Non sappiamo se ci sarà, concretamente, una torta con 60 candeline, ma Johnny Depp avrà comunque espresso un desiderio: quello di tornare a splendere nel firmamento delle star. Di certo potrà festeggiare con un sorriso in più con i “regali” fatti dalla ex moglie, Amber Heard e dalla Disney. Dopo un anno di contese a colpi di disperate testimonianze, la Heard ha finalmente versato al suo ex marito il milione di dollari richiesto dal patteggiamento a seguito del processo per diffamazione.

E se pensate che per uno come lui un milione equivale a pochi spiccioli vi sbagliate di grosso. Depp, per l’appunto, è uscito dal processo contro l’ex moglie con le ossa a pezzi. E il conto quasi prosciugato dalle spese del lungo calvario giudiziario. Ma la fine del processo di Fairfax in Virginia ha comunque messo una pietra sopra (o quasi) a uno dei capitoli più bui della sua lunga carriera. E si parla di “carriera” e non di vita privata perché il lungo svolgimento processuale ha inficiato inevitabilmente sul lavoro dell’attore. Che si è visto sbattere in faccia numerose porte dall’establishment hollywoodiano che gli hanno fatto perdere oltre all’opportunità lavorativa anche gran parte della sua credibilità.

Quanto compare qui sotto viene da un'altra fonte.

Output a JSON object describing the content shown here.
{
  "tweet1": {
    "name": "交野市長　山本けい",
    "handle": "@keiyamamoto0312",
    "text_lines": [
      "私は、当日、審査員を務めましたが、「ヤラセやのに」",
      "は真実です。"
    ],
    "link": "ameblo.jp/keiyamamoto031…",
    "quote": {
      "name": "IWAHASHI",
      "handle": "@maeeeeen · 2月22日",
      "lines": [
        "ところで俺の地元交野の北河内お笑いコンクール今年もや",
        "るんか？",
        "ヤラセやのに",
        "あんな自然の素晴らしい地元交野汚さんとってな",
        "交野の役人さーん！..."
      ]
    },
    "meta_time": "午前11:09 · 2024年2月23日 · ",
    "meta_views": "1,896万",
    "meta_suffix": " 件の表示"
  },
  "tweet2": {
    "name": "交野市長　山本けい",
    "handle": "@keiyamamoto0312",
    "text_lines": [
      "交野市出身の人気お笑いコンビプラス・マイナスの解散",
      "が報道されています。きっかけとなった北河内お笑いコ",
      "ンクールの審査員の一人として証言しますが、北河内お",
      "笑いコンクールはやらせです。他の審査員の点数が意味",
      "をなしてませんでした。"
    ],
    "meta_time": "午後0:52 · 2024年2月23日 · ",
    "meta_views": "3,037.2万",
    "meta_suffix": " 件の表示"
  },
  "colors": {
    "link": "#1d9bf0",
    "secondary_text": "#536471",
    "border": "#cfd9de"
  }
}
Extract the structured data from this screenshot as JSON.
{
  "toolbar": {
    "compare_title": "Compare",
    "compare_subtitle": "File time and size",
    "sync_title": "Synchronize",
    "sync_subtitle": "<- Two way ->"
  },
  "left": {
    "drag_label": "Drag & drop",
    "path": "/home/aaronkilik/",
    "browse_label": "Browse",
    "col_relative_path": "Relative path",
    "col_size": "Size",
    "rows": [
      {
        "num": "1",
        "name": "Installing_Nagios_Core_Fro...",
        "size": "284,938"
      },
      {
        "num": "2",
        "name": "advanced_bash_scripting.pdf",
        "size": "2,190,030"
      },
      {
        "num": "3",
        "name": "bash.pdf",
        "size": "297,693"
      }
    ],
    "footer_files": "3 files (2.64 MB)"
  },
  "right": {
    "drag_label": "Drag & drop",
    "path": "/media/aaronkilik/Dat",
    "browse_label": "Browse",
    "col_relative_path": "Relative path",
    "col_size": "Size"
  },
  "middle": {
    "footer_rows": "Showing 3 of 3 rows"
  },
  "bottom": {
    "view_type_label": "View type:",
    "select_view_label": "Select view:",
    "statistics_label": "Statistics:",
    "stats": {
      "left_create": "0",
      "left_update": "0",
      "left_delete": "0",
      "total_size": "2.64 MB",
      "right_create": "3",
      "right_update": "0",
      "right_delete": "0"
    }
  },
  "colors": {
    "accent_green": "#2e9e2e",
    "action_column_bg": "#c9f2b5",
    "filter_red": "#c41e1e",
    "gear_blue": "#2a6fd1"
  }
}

Tra le case di produzione a non voler avere rapporti con lui, almeno finché la giuria non si fosse espressa, fu proprio la Disney. Ma da qualche tempo è iniziata a girare una voce assai insistente che potrebbe trasformarsi in un bel regalo per Johnny. La casa di Topolino sembra infatti esser tornata sui suoi passi e si crede stia seriamente pensando di riconsegnare all’attore gli abiti di un personaggio che lo ha reso celebre: Jack Sparrow. Il New York Times, interpellando Sean Bailey, presidente della divisione Motion Pictures Disney, si è limitato a non “commentare”impegnarsi” al momento. Ma l’affermazione, se paragonata ai categorici no dello scorso anno, pare proprio una bella apertura.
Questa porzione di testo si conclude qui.